I’m wondering if this is configuration is advisable? I wonder if having multiple nodes reading and writing the same NAS volume might create a bottleneck. I was under the impression that this sort of thing should be done with distributed object storage like S3 or HDFS. Doesn’t that defeat the point of distributed data, especially for reflections and acceleration?
@hmarchman-jones For dist storage, recommend using a data lake source like S3/Azure storage/GC/HDFS
You can use NAS but performance may be an issue
Thank you for the response.
What about local storage on the nodes?
@hmarchman-jones With version 21.x and above storing reflections on local is no longer supported
So would your professional recommendation be to use cloud object storage or a local Hadoop cluster ?
@hmarchman-jones Where is the data?
both the data lake and the Dremio data stores are on the same NAS volume.
Also, can you point me toward documentation re: storage configurations and what is supported?

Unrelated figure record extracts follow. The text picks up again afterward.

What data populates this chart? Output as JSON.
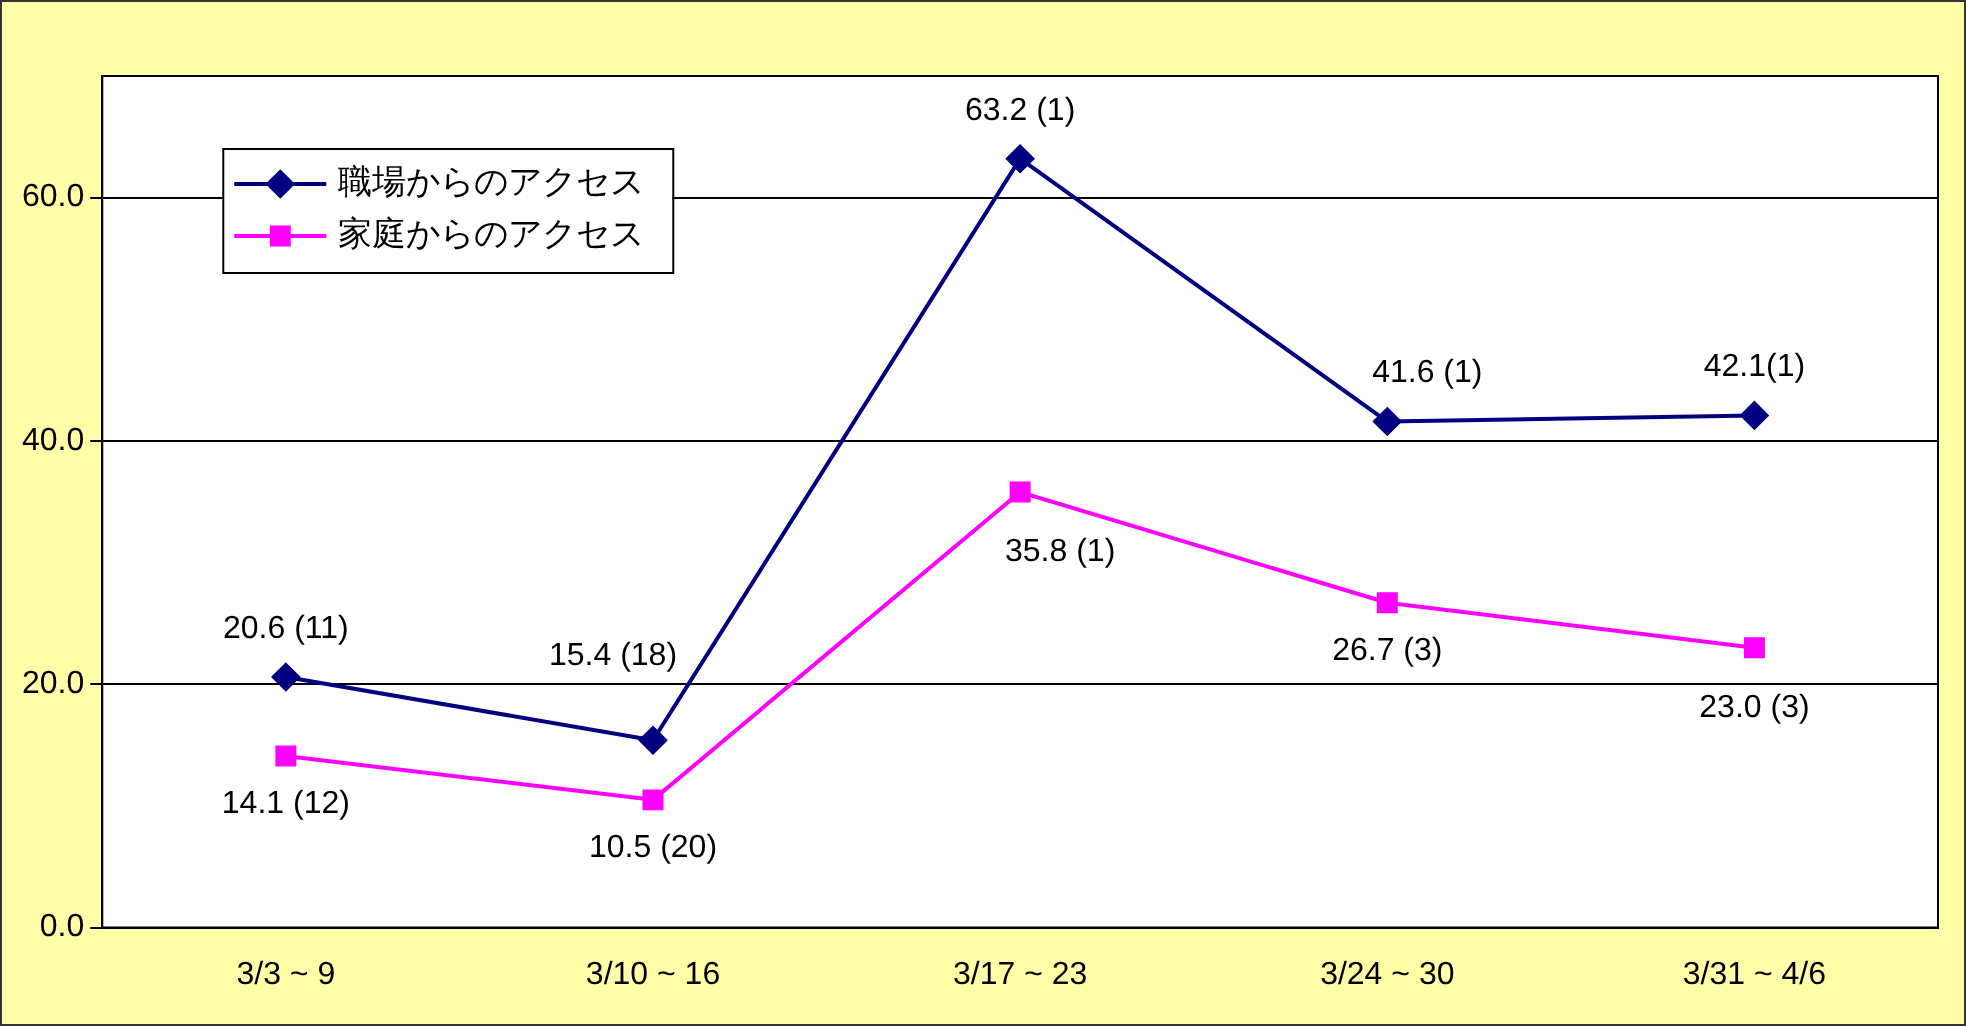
{
  "chart_data": {
    "type": "line",
    "categories": [
      "3/3 ~ 9",
      "3/10 ~ 16",
      "3/17 ~ 23",
      "3/24 ~ 30",
      "3/31 ~ 4/6"
    ],
    "series": [
      {
        "name": "職場からのアクセス",
        "color": "#000080",
        "marker": "diamond",
        "values": [
          20.6,
          15.4,
          63.2,
          41.6,
          42.1
        ],
        "value_labels": [
          "20.6 (11)",
          "15.4 (18)",
          "63.2 (1)",
          "41.6 (1)",
          "42.1(1)"
        ]
      },
      {
        "name": "家庭からのアクセス",
        "color": "#ff00ff",
        "marker": "square",
        "values": [
          14.1,
          10.5,
          35.8,
          26.7,
          23.0
        ],
        "value_labels": [
          "14.1 (12)",
          "10.5 (20)",
          "35.8 (1)",
          "26.7 (3)",
          "23.0 (3)"
        ]
      }
    ],
    "ylim": [
      0,
      70
    ],
    "yticks": [
      {
        "value": 0,
        "label": "0.0"
      },
      {
        "value": 20,
        "label": "20.0"
      },
      {
        "value": 40,
        "label": "40.0"
      },
      {
        "value": 60,
        "label": "60.0"
      }
    ],
    "grid": "y",
    "legend": "top left"
  }
}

@hmarchman-jones NAS is supported but needs to be performant, the file scheme for NAS is slightly different, please see documentation
@balaji.ramaswamy Thank you!
So it is correct for all nodes to be configured with dist pointing at the same absolute NAS path?
@hmarchman-jones Yes, it has to be the same on all executor nodes (the client side mapping)
What about for paths.local? Specifically, we are having issues with RocksDB operations resulting in filesystem corruption.
@hmarchman-jones Is your RocksDB on local or NAS? Can you send us your dremio.conf (minus passwords) pelase?